Piazza Santa Maria Paganica è ormai un deposito di terreni da scavo, materiali edili e di vario genere. E’ un cantiere, mi hanno detto ieri alcuni operai al lavoro lì. Non c’è nessun cantiere, ed anzi, lo scheletro senza vita della chiesa abbandonata da un decennio non ha nulla intorno, se non materiali edili accatastati, alberelli e verde che cresce nell’originario portale d’ingresso, stracci telati volanti che svettano su un struttura sventrata a cielo aperto, con quel che resta della famosa protezione realizzata dall’allora vice commissario per i beni culturali, Luciano Marchetti. Costata peraltro, un milione e mezzo di euro. Sulla vicenda dei lavori, pende un procedimento giudiziario che dovrà definirsi.
Nel frattempo la chiesa cade a pezzi, nel vergognoso braccio di ferro tra la Curia e lo Stato. Quest’ultimo, secondo la norma del 2015, ha facoltà di far propri i progetti affidati a privati senza gara, ma la Curia dovrebbe accollarsi la differenza del costo sia per la cattedrale di San Massimo che per Santa Maria Paganica, visto che lo Stato riconoscerebbe compensi in favore dei progettisti, nella sola misura prevista dalle disposizioni in tema di contribuzione alle spese di progettazione nel campo della cosiddetta ricostruzione privata, scrive l’Avvocatura Distrettuale dello Stato, in risposta ad un parere chiesto dalla Sovrintendenza unica, il 19 febbraio 2016.
Ma da allora, nonostante le delucidazioni ed i chiarimenti non è stato fatto assolutamente nulla. Nonostante la disponibilità dei fondi e la possibilità di procedere, una volta avuto il parere, ed invece no, anzi, il sisma del 2016 ha causato ulteriori danni a San Massimo, ed altri puntellamenti lo scorso agosto per 300mila euro di soldi pubblici, accollati alla comunità.
Quanto può essere ragionevole ed accettabile una tale inerzia?
La Curia non ha risorse e non può pagare somme da capogiro per gli incarichi affidati, monsignor Giuseppe Petrocchi cercò di rivendicare i propri diritti, appena insediato vescovo, per ottenere il medesimo trattamento dei proprietari di palazzi nobiliari, che pure, commentò, hanno agito come tutti gli altri privati, in assoluta autonomia e senza gara ad evidenza pubblica alcuna, se non i cinque inviti introdotti dalla Legge Barca, ma il prelato non la spuntò.

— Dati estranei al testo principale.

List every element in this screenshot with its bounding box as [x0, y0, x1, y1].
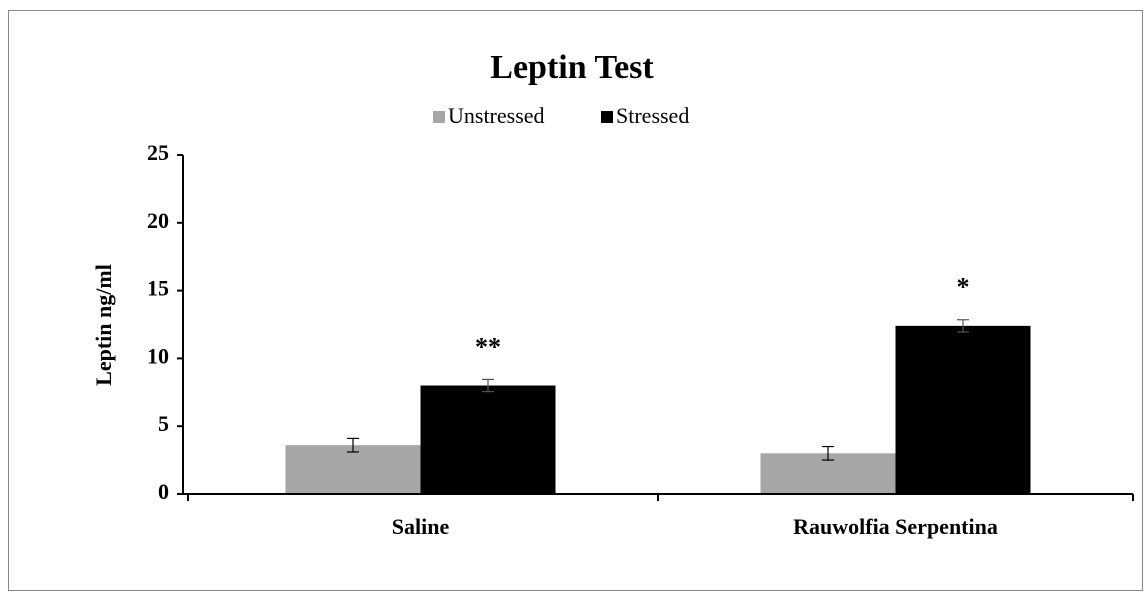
chart-title: Leptin Test: [490, 49, 654, 86]
error-bar: [957, 319, 969, 333]
y-tick-label: 10: [147, 343, 169, 368]
bar: [420, 385, 556, 494]
x-tick-label: Rauwolfia Serpentina: [793, 514, 998, 539]
y-tick-label: 25: [147, 140, 169, 165]
error-bar: [482, 378, 494, 393]
y-axis-label: Leptin ng/ml: [91, 264, 116, 386]
annotation: **: [475, 332, 501, 361]
error-bar: [347, 437, 359, 453]
bar: [285, 445, 421, 494]
legend-label: Stressed: [616, 103, 689, 128]
chart-frame: [8, 10, 1143, 591]
y-tick-label: 0: [158, 479, 169, 504]
annotation: *: [957, 273, 970, 302]
x-tick-label: Saline: [392, 514, 450, 539]
legend-swatch: [601, 111, 613, 123]
legend-label: Unstressed: [448, 103, 545, 128]
y-tick-label: 5: [158, 411, 169, 436]
y-tick-label: 20: [147, 208, 169, 233]
error-bar: [822, 445, 834, 461]
bar: [895, 325, 1031, 494]
legend: Unstressed Stressed: [433, 103, 689, 128]
legend-swatch: [433, 111, 445, 123]
y-tick-label: 15: [147, 276, 169, 301]
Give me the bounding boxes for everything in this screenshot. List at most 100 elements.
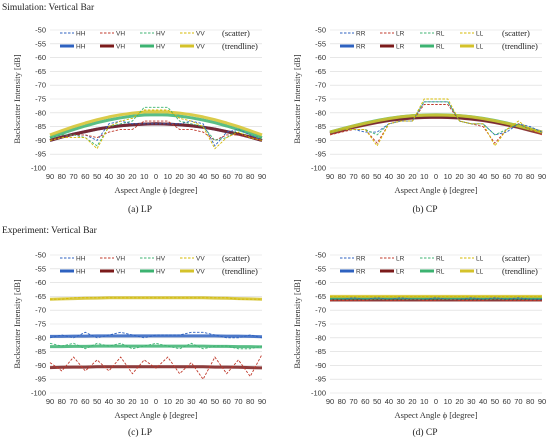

Siamo a quasi tre anni dal parere dell’Avvocatura e nulla si muove, la tutela di due beni unici ed irripetibili quali San Massimo e Santa Maria Paganica, non è evidentemente la priorità di chi ha il dovere della salvaguardia, cioè la Sovrintendenza unica per L’Aquila ed il cratere, quanto piuttosto il prendere tempo, il cercare di contemperare interessi di fatto privati, cioè della Curia e dei progettisti, non riuscendo ad assumere una decisione una, per uscire da questa vergognosa palude.
Chi pagherà per il deperimento inevitabile di questi due beni irripetibili? E chi controlla che piazza Santa Maria Paganica cessi di essere magazzino di scarti e terriccio da scavo? L’unica cosa certa è che neanche per il 2019, partiranno i lavori né su San Massimo né su Santa Maria Paganica.